Ser original parece, em qualquer circunstância, um elogio digno de nota. Talvez porque a originalidade remeta a alguma forma de distinção que nos faz sentir únicos.

Ser original parece, em qualquer circunstância, um elogio digno de nota. Talvez porque a originalidade remeta a alguma forma de distinção que nos faz sentir únicos. Ou, melhor ainda, faz acreditar que somos aqueles que “originam” comportamentos, que lançam as modas e tendências que outros depois seguirão.

Mas ser original raramente é para todos, até por definição. Se original é aquele movimento inovador que rompe com o padrão dominante, ele por definição deve ser criação de alguém fora do padrão dominante. É original justamente por ser único, distinto do todo. E é sempre mais fácil ser parte do todo do que a nota dissonante. Seria fácil, se fosse só isso.

Ser original implica correr riscos. É mais seguro seguir a onda, entrar na manada e se perder na massa indiferenciada. Numa festa em que todos estejam vestindo terno azul marinho, aparecer de jeans rasgado e camiseta com a estampa do Mickey Mouse é um bocado original, mas flerta perigosamente com a estupidez. Toda originalidade tem uma dose elevada de risco e precisa de algum cálculo, porque nem tudo que é original é inteligente, útil ou digno de admiração.

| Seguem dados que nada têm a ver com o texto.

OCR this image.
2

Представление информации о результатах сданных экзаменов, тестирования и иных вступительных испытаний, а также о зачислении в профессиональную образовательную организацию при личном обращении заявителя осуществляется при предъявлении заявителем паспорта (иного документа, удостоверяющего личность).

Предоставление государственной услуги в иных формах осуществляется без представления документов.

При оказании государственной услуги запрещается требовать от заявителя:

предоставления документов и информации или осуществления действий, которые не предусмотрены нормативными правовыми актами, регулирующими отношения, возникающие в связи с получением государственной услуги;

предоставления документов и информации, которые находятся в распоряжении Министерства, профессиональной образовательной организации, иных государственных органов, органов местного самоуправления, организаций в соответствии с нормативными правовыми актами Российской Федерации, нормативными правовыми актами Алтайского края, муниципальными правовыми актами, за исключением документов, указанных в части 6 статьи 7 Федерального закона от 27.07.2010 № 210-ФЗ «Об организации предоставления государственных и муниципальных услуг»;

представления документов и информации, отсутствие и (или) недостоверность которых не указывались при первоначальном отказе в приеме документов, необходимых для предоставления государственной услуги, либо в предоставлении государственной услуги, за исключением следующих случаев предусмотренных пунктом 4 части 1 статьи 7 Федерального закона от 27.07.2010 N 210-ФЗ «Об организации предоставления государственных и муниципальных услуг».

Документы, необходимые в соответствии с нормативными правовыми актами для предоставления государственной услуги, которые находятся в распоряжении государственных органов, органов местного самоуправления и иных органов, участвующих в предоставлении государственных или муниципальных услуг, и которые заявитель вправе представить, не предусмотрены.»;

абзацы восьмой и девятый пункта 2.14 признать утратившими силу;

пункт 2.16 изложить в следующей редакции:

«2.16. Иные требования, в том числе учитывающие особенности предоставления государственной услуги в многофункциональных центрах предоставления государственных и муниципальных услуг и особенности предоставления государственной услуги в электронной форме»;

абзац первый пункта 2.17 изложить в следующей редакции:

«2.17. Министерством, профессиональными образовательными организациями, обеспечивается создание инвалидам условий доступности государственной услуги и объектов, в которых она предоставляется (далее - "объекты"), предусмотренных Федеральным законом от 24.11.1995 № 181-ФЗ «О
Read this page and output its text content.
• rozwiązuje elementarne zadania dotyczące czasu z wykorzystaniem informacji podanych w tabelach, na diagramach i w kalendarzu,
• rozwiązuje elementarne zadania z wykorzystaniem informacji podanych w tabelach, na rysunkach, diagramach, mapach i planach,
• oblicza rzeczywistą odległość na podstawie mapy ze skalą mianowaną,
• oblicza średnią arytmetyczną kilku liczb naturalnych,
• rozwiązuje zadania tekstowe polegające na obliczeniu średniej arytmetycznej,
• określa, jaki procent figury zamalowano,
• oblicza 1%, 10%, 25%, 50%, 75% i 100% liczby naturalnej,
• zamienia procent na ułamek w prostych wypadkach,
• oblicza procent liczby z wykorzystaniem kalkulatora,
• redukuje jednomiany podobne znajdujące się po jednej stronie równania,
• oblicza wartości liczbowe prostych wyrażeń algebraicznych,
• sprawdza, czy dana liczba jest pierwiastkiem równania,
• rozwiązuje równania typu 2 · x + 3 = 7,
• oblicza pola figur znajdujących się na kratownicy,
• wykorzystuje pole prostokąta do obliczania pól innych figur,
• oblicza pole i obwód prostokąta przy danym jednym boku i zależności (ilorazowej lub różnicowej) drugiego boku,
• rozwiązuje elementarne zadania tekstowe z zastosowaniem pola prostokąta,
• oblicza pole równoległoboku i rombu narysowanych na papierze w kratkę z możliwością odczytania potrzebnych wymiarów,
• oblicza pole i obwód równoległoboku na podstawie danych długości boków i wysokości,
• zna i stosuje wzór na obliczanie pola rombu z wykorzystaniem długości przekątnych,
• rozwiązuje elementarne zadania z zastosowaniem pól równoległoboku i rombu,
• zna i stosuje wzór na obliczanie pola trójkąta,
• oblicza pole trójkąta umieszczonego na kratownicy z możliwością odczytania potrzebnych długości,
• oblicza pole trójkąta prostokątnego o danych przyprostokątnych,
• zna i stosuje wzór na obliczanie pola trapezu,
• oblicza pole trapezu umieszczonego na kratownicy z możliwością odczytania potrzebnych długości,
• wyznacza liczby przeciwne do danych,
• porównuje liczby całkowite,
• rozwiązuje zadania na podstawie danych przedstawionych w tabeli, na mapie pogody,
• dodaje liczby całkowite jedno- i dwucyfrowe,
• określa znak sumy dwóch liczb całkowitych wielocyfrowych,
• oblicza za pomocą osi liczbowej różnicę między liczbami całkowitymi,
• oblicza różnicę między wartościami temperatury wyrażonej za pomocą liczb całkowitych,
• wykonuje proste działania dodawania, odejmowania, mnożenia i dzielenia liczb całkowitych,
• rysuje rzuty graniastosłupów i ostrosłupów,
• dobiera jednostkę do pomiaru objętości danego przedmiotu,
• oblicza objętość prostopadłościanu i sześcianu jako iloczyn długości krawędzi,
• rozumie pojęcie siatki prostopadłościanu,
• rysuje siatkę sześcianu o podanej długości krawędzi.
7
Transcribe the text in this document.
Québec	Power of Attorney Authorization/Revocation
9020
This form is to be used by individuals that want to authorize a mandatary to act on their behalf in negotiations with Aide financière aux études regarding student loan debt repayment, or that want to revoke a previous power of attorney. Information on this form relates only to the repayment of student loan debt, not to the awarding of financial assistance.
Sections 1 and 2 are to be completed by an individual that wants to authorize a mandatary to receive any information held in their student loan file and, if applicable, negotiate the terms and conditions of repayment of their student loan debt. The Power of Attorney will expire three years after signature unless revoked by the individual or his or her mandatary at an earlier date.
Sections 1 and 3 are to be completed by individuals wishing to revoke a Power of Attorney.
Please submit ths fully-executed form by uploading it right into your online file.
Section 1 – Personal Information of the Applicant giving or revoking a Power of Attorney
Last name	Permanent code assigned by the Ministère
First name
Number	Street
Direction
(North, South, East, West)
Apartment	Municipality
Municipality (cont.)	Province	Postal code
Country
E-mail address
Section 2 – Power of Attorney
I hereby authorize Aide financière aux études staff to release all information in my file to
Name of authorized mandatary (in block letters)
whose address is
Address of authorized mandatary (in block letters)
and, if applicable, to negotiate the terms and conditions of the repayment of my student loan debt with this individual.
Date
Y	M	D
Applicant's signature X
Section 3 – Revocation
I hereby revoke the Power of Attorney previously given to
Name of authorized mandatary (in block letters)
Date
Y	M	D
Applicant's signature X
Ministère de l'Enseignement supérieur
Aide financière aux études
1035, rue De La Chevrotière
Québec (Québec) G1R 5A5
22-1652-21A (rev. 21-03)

E aqui começam os problemas, porque a originalidade será tão maior quanto menos ela prestar continência para as convenções. O risco do fiasco em praça pública e do escárnio eterno é o pedágio que os originais pagam pela promessa de atingir o reconhecimento e os milhões que premiam a ousadia daqueles que vencem o status quo. Mas talvez o preço mais caro que a originalidade cobra seja o terror da rejeição. Ser original é arriscar não ser aceito em nenhum clube. É sempre mais seguro se agarrar às nossas certezas pétreas do que desafiar as verdades estabelecidas, mesmo quando elas são realidades terríveis, que só sobrevivem porque ninguém teve a coragem de dizer que elas não prestam.

A gente pensa que gosta de ser original, mas ante nosso terror ancestral e uterino de sermos rejeitados, preferimos o conforto de pertencer às nossas tribos, mesmo quando elas são bárbaros.

Exemplos não faltam. O escravagismo já foi o padrão dominante, enquanto a ideia de que a liberdade era um direito inalienável da espécie humana era um pensa- mento original, para não dizer absurdo. Isso para não cansar o leitor com uma lista enciclopédica de casos similares.

Durante mais de vinte anos trabalhando em uma agência de publicidade eu descobri que todos os clientes pedem ideias inovadoras e ousadas, mas toda vez que se deparam com a assustadora possibilidade de escolher uma abordagem realmente inovadora, muitos se afogam nos próprios suores que o medo do salto no escuro provoca, inventam muletas semânticas para justificar a escolha das velhas fórmulas batidas de sempre e dormem o sono dos justos e medrosos em seus travesseiros de linho egípcio.

Dizem que toda vez que provamos de algum fruto proibido somos proibidos de algum paraíso. Ser original custa caro. Pelo pecado original, Adão e Eva foram expulsos do Paraíso. Foram condenados porque provaram da árvore do conhecimento. Santa ironia. Deve ser por isso que dizem que a ignorância é uma benção.

Tem certas horas que é melhor nem saber que a gente não sabe aquilo que ainda não sabemos.

Os originais com alguma frequência são crucificados em praça pública. Mas boa parte do avanço humano foi provocado por pensamentos originais. Gente que ousou dizer que deveríamos perdoar ao invés de se vingar, gente que acreditou que brancos e negros deveriam ser iguais, gente que acreditou que seria possível voar, enviar cartas pelo computador e derrotar doenças. O pensamento original tem ajudado a tornar árvore do conhecimento mais frondosa.

Quem sabe um dia a originalidade nos restitua o Paraíso confiscado também.